Officials caution that the scheme is highly complex and will need intensive technical work. It could face challenges in the EU where sanctions require consent of all 27 member states.

G7 leaders are expected to announce that they “welcome” the idea in principle while acknowledging that much work still needs to be done to make it happen. They are likely to charge experts with formulating a concrete proposal.

“We are supportive of the basic structure,” said one G7 official about the ceiling on the Russian oil price. “But the details need to be hammered out.” 

Another said that all G7 states agreed with the “basic idea that we have to reduce the sources of revenue for Russian oil”. 

Macron’s calls for higher production came after Opec and its allies agreed earlier this month to accelerate oil production in July and August. The US has been putting pressure on the cartel’s linchpin, Saudi Arabia, to cool the crude price rally as it hangs over the global economy.

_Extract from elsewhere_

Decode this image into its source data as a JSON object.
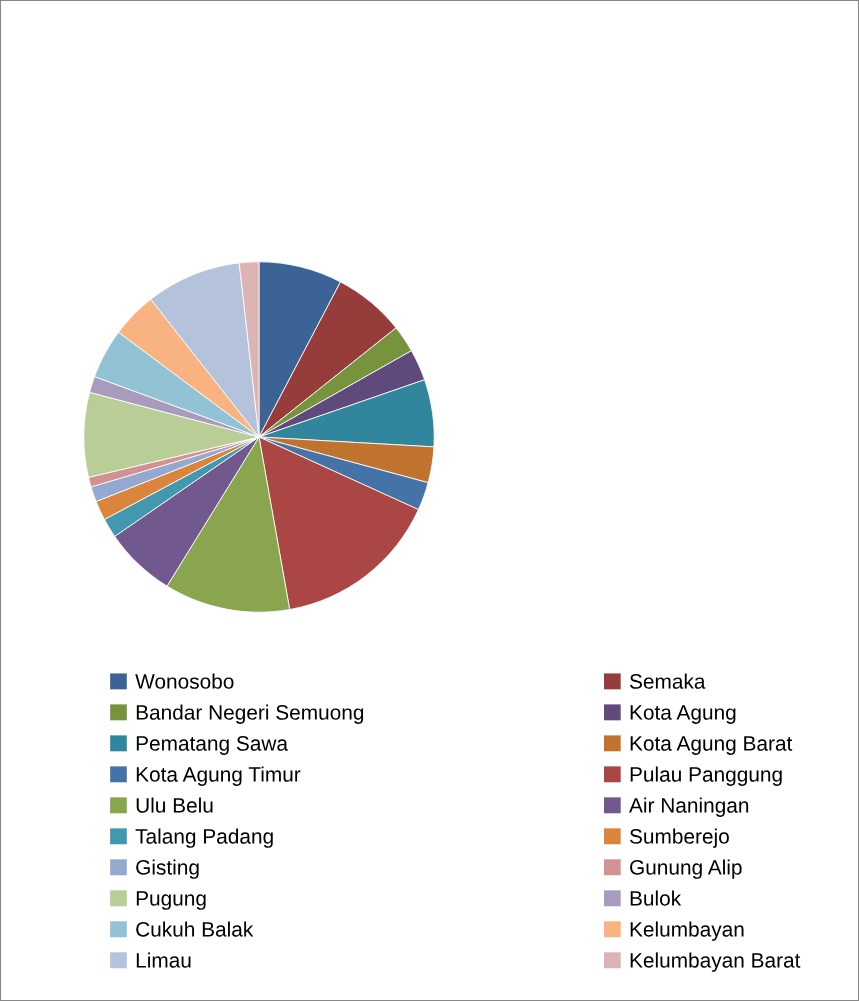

Biden is undertaking a trip to the Middle East in July, including a planned stop in Saudi Arabia.

One G7 official sounded a deeply sceptical note about the idea of a global price cap, warning that it would destroy producer countries’ incentive to pump more oil to replace the Russian crude squeezed out of the market.

Three members of the G7 are also significant oil producers. The US is the world’s biggest producer, pumping almost 18mn b/d of crude and natural gas liquids; Canada is the fifth largest, pumping some 4.5mn b/d of crude; and the UK pumps more than 900,000 b/d, second only to Norway among European members of the OECD.